RTC: We decided that Sullivan, freed of the spirit of Hoover , who had died some years before, Sullivan began to talk just a little. We didn’t care about the King or the Bobby business but if he talked about ZIPPER, we would be in the soup so Sullivan had to go.

GD: Someone persuaded him to put on a deer suit?

RTC: No, he was walking in the woods and some kid, armed with a rifle and a telescopic sight, blew him away. Terribly remorseful. Severe punishment for him. Lost his hunting license for a year. Thank of that, Gregory. For a whole year. A terrible tragedy and that was the end of that.

GD: Can I use that?

RTC: If you want. It’s partially public record. If you can dig it out on your own…

GD: I’ll try. Thanks for the road map.

RTC: Why, think nothing of it.

GD: But back to the ZIPPER thesis. I was saying about the proliferation of conspiracy books that I would have trouble.

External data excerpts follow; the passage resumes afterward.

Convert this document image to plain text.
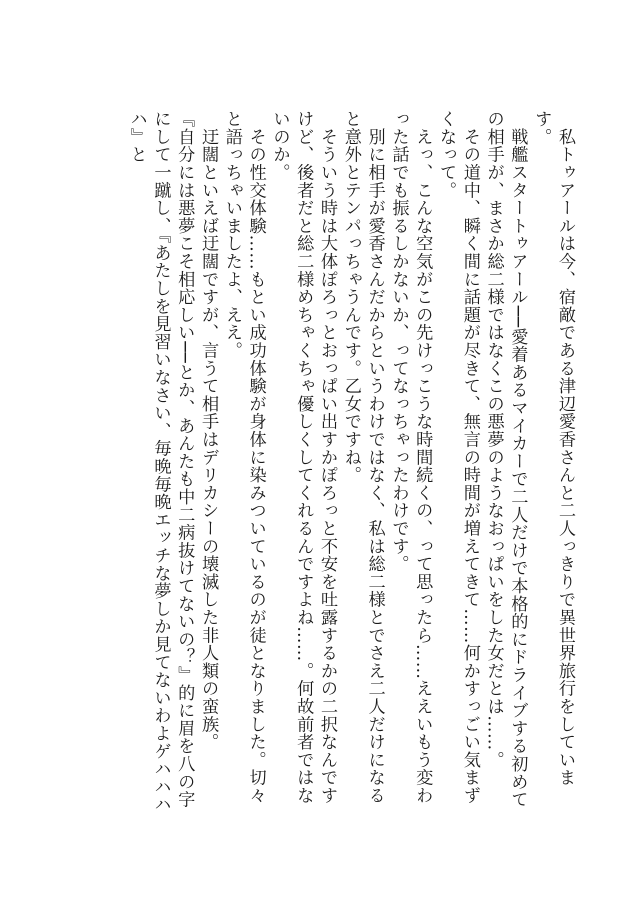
　私トゥアールは今、宿敵である津辺愛香さんと二人っきりで異世界旅行をしています。

　戦艦スタートゥアール──愛着あるマイカーで二人だけで本格的にドライブする初めての相手が、まさか総二様ではなくこの悪夢のようなおっぱいをした女だとは……。

　その道中、瞬く間に話題が尽きて、無言の時間が増えてきて……何かすっごい気まずくなって。

　えっ、こんな空気がこの先けっこうな時間続くの、って思ったら……ええいもう変わった話でも振るしかないか、ってなっちゃったわけです。

　別に相手が愛香さんだからというわけではなく、私は総二様とでさえ二人だけになると意外とテンパっちゃうんです。乙女ですね。

　そういう時は大体ぽろっとおっぱい出すかぽろっと不安を吐露するかの二択なんですけど、後者だと総二様めちゃくちゃ優しくしてくれるんですよね……。何故前者ではないのか。

　その性交体験……もとい成功体験が身体に染みついているのが徒となりました。切々と語っちゃいましたよ、ええ。

　迂闊といえば迂闊ですが、言うて相手はデリカシーの壊滅した非人類の蛮族。

『自分には悪夢こそ相応しい──とか、あんたも中二病抜けてないの？』的に眉を八の字にして一蹴し、『あたしを見習いなさい、毎晩毎晩エッチな夢しか見てないわよゲハハハハ』と
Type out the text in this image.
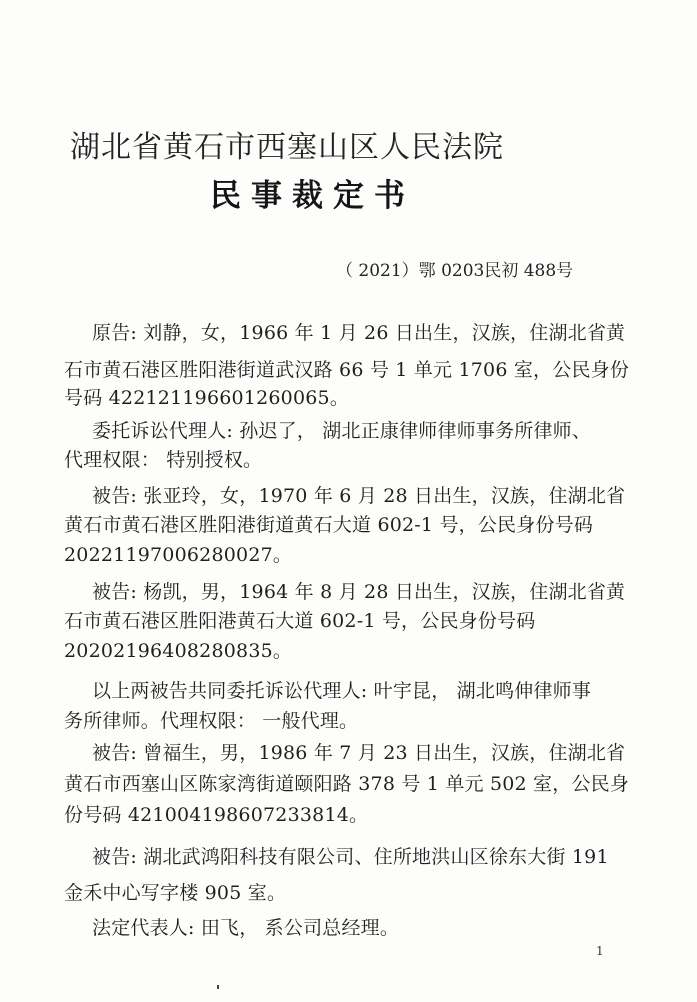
湖北省黄石市西塞山区人民法院
民事裁定书
（ 2021）鄂 0203民初 488号
原告: 刘静，女，1966 年 1 月 26 日出生，汉族，住湖北省黄
石市黄石港区胜阳港街道武汉路 66 号 1 单元 1706 室，公民身份
号码 422121196601260065。
委托诉讼代理人: 孙迟了， 湖北正康律师律师事务所律师、
代理权限： 特别授权。
被告: 张亚玲，女，1970 年 6 月 28 日出生，汉族，住湖北省
黄石市黄石港区胜阳港街道黄石大道 602-1 号，公民身份号码
20221197006280027。
被告: 杨凯，男，1964 年 8 月 28 日出生，汉族，住湖北省黄
石市黄石港区胜阳港黄石大道 602-1 号，公民身份号码
20202196408280835。
以上两被告共同委托诉讼代理人: 叶宇昆， 湖北鸣伸律师事
务所律师。代理权限： 一般代理。
被告: 曾福生，男，1986 年 7 月 23 日出生，汉族，住湖北省
黄石市西塞山区陈家湾街道颐阳路 378 号 1 单元 502 室，公民身
份号码 421004198607233814。
被告: 湖北武鸿阳科技有限公司、住所地洪山区徐东大街 191
金禾中心写字楼 905 室。
法定代表人: 田飞， 系公司总经理。
1
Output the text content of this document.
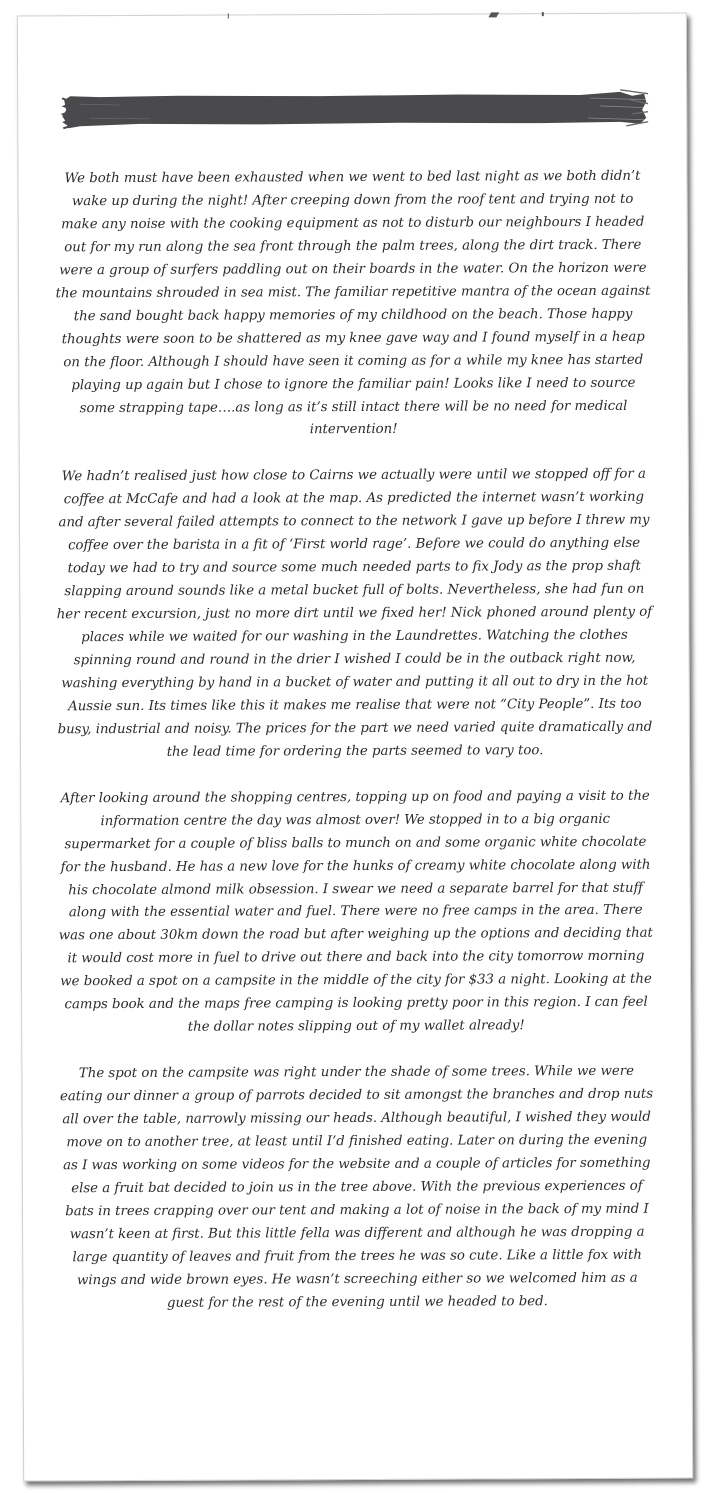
We both must have been exhausted when we went to bed last night as we both didn’t wake up during the night! After creeping down from the roof tent and trying not to make any noise with the cooking equipment as not to disturb our neighbours I headed out for my run along the sea front through the palm trees, along the dirt track. There were a group of surfers paddling out on their boards in the water. On the horizon were the mountains shrouded in sea mist. The familiar repetitive mantra of the ocean against the sand bought back happy memories of my childhood on the beach. Those happy thoughts were soon to be shattered as my knee gave way and I found myself in a heap on the floor. Although I should have seen it coming as for a while my knee has started playing up again but I chose to ignore the familiar pain! Looks like I need to source some strapping tape….as long as it’s still intact there will be no need for medical intervention!

We hadn’t realised just how close to Cairns we actually were until we stopped off for a coffee at McCafe and had a look at the map. As predicted the internet wasn’t working and after several failed attempts to connect to the network I gave up before I threw my coffee over the barista in a fit of ‘First world rage’. Before we could do anything else today we had to try and source some much needed parts to fix Jody as the prop shaft slapping around sounds like a metal bucket full of bolts. Nevertheless, she had fun on her recent excursion, just no more dirt until we fixed her! Nick phoned around plenty of places while we waited for our washing in the Laundrettes. Watching the clothes spinning round and round in the drier I wished I could be in the outback right now, washing everything by hand in a bucket of water and putting it all out to dry in the hot Aussie sun. Its times like this it makes me realise that were not “City People”. Its too busy, industrial and noisy. The prices for the part we need varied quite dramatically and the lead time for ordering the parts seemed to vary too.

After looking around the shopping centres, topping up on food and paying a visit to the information centre the day was almost over! We stopped in to a big organic supermarket for a couple of bliss balls to munch on and some organic white chocolate for the husband. He has a new love for the hunks of creamy white chocolate along with his chocolate almond milk obsession. I swear we need a separate barrel for that stuff along with the essential water and fuel. There were no free camps in the area. There was one about 30km down the road but after weighing up the options and deciding that it would cost more in fuel to drive out there and back into the city tomorrow morning we booked a spot on a campsite in the middle of the city for $33 a night. Looking at the camps book and the maps free camping is looking pretty poor in this region. I can feel the dollar notes slipping out of my wallet already!

The spot on the campsite was right under the shade of some trees. While we were eating our dinner a group of parrots decided to sit amongst the branches and drop nuts all over the table, narrowly missing our heads. Although beautiful, I wished they would move on to another tree, at least until I’d finished eating. Later on during the evening as I was working on some videos for the website and a couple of articles for something else a fruit bat decided to join us in the tree above. With the previous experiences of bats in trees crapping over our tent and making a lot of noise in the back of my mind I wasn’t keen at first. But this little fella was different and although he was dropping a large quantity of leaves and fruit from the trees he was so cute. Like a little fox with wings and wide brown eyes. He wasn’t screeching either so we welcomed him as a guest for the rest of the evening until we headed to bed.
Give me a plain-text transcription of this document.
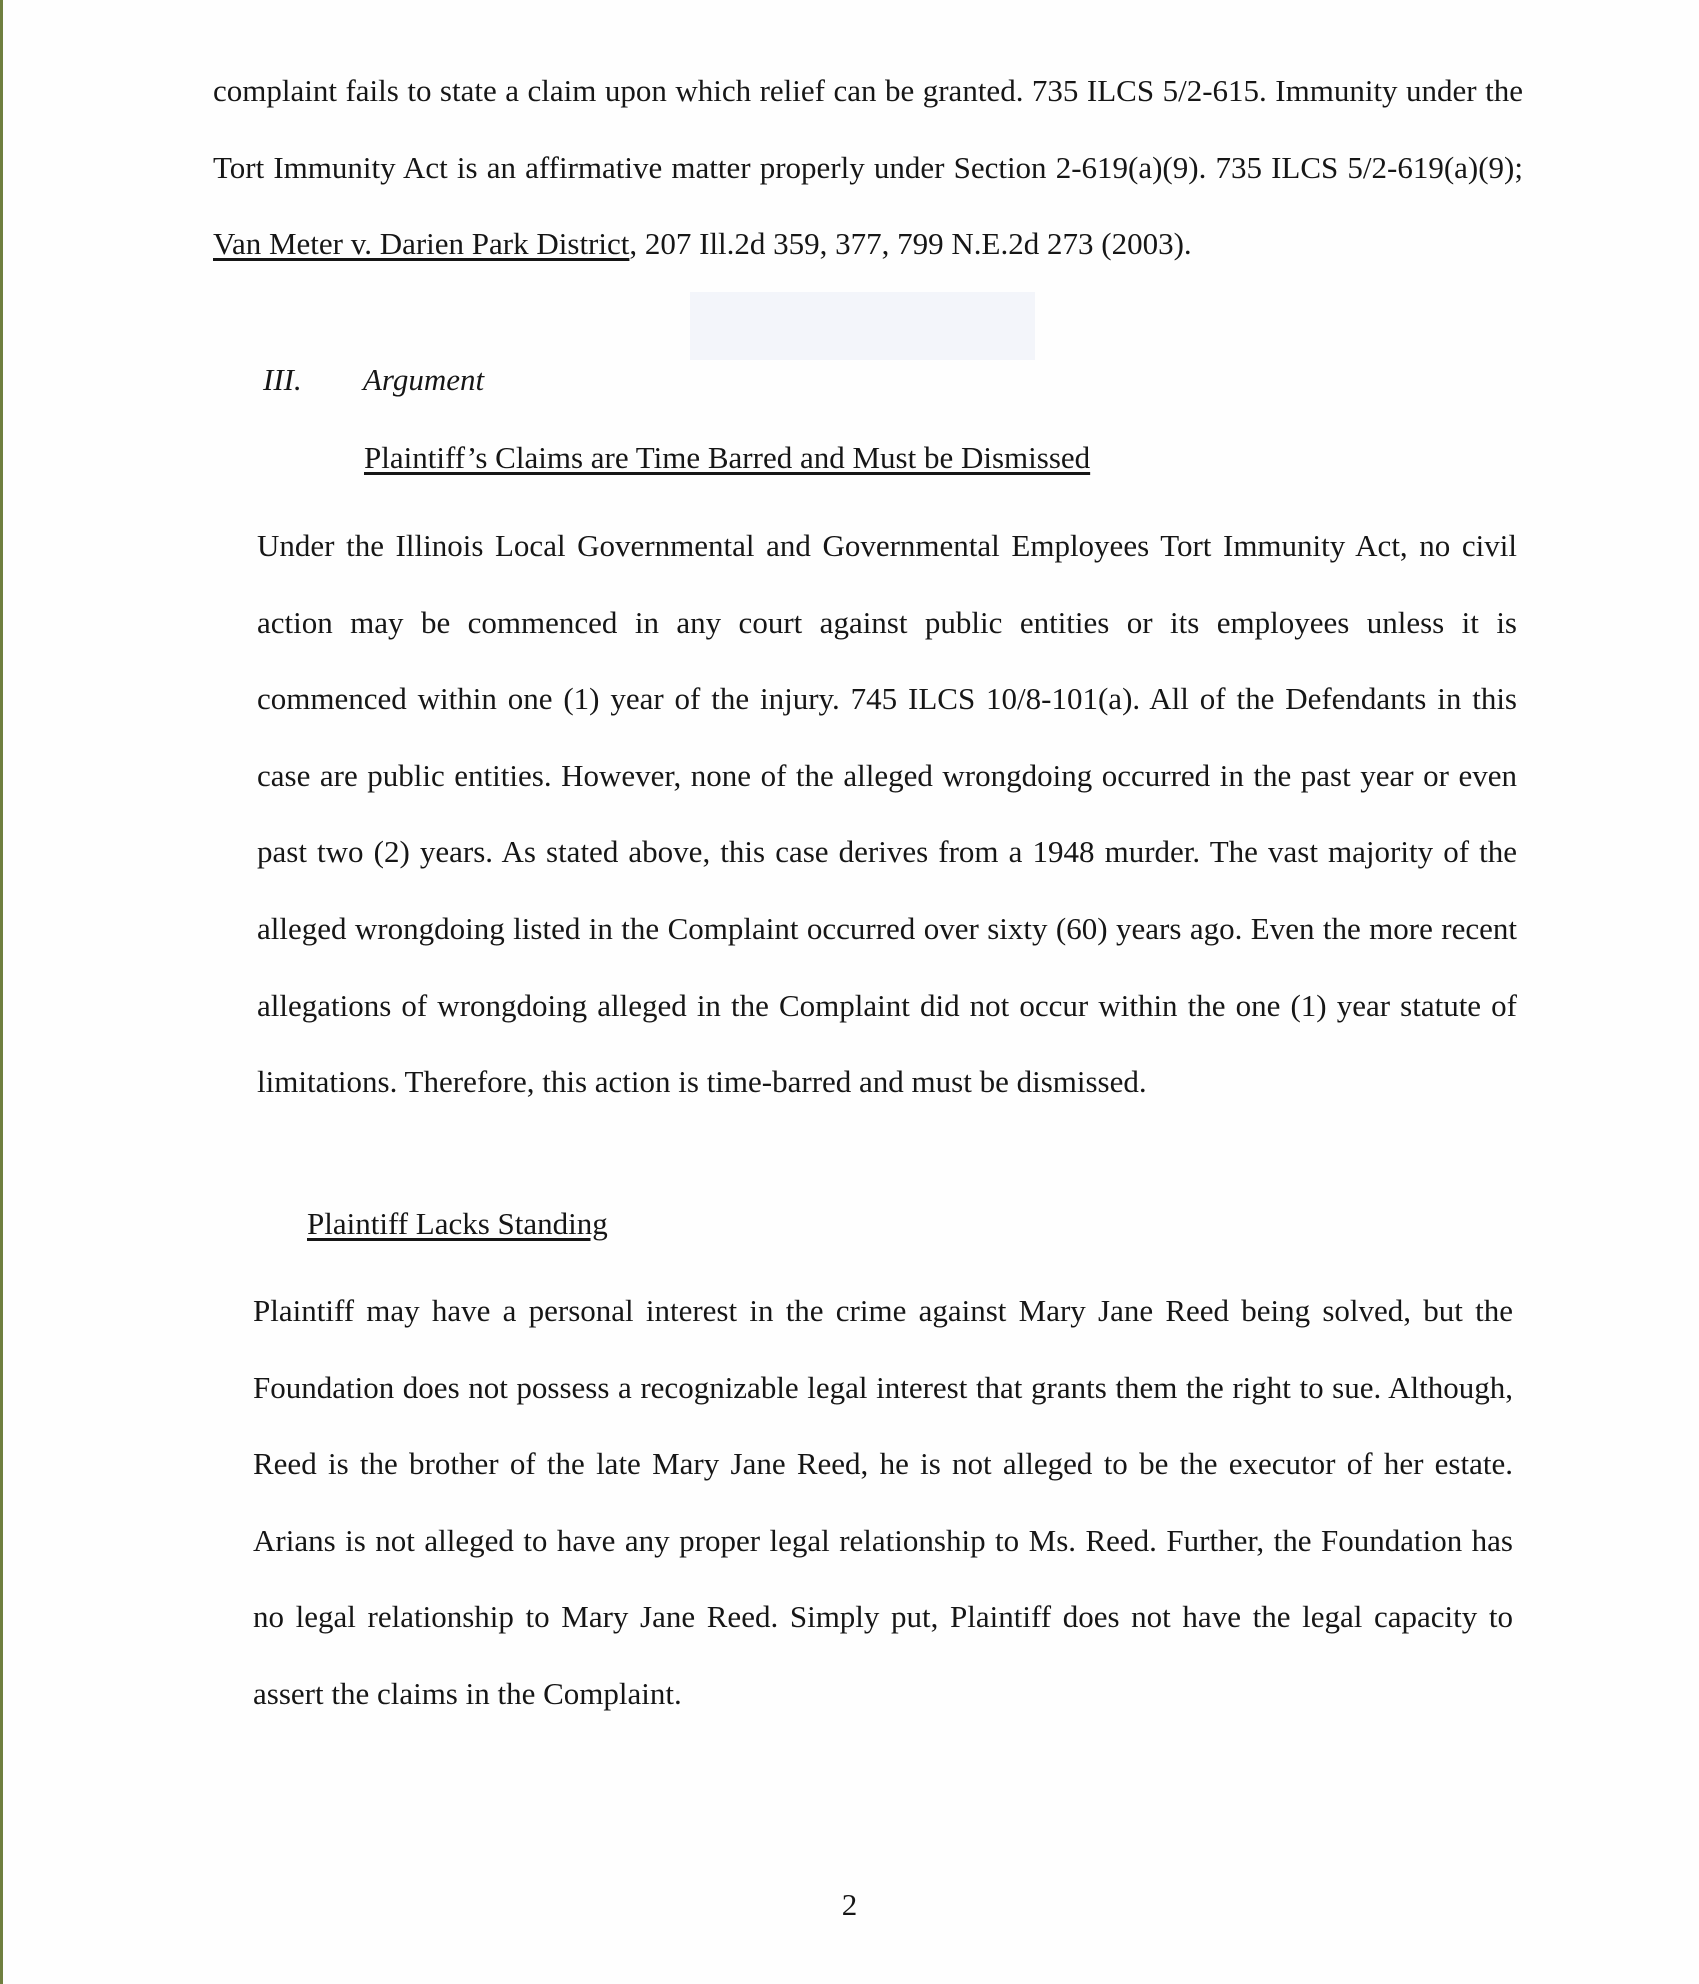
complaint fails to state a claim upon which relief can be granted. 735 ILCS 5/2-615. Immunity under the Tort Immunity Act is an affirmative matter properly under Section 2-619(a)(9). 735 ILCS 5/2-619(a)(9); Van Meter v. Darien Park District, 207 Ill.2d 359, 377, 799 N.E.2d 273 (2003).

III. Argument
Plaintiff’s Claims are Time Barred and Must be Dismissed

Under the Illinois Local Governmental and Governmental Employees Tort Immunity Act, no civil action may be commenced in any court against public entities or its employees unless it is commenced within one (1) year of the injury. 745 ILCS 10/8-101(a). All of the Defendants in this case are public entities. However, none of the alleged wrongdoing occurred in the past year or even past two (2) years. As stated above, this case derives from a 1948 murder. The vast majority of the alleged wrongdoing listed in the Complaint occurred over sixty (60) years ago. Even the more recent allegations of wrongdoing alleged in the Complaint did not occur within the one (1) year statute of limitations. Therefore, this action is time-barred and must be dismissed.

Plaintiff Lacks Standing

Plaintiff may have a personal interest in the crime against Mary Jane Reed being solved, but the Foundation does not possess a recognizable legal interest that grants them the right to sue. Although, Reed is the brother of the late Mary Jane Reed, he is not alleged to be the executor of her estate. Arians is not alleged to have any proper legal relationship to Ms. Reed. Further, the Foundation has no legal relationship to Mary Jane Reed. Simply put, Plaintiff does not have the legal capacity to assert the claims in the Complaint.

2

RTC: Of course, Gregory. We paid most of those people to put out nut stuff. Why the Farrell woman, one of the conspiracy theme people, is one of ours. We have others. We have a stable of well-paid writers whose sole orders are to produce pieces that excite the public and keep them away from uncomfortable truths. I imagine if and when you publish, an army of these finks will roar like your angry tiger and we won’t have to pay them a dime. They’ve carved out a territory and if you don’t agree with them, they will shit all over you. I wish you luck, Gregory. And I can guarantee that the press will either keep very, very quiet about you or will make a fool out of you. We still do control the press and if we say to trash an enemy, they will do it. And if the editor won’t, we always talk to the publishers. Or, more effective, one of my business friends threatens to pull advertising from the rag. That’s their Achilles heel, Gregory. No paper can survive on subscription income alone. The ads keep it going. In the old days, a word from me about ad-pulling made even the most righteous editor back down in a heartbeat. We bribe the reporters and terrify their bosses. They talk about the free press who know nothing about the realities.

GD: Nicely put, Robert.

RTC: We should have you come back here one of these days for a sitdown. Bill wants to do this. Are you game?

GD: Will men in black suits meet me at the airport?

RTC: I don’t think so, Gregory.

GD: Maybe one of them will hit me with their purse.

RTC: Now, Gregory, that isn’t kind.

GD: I’m sure Hoover wouldn’t have thought so.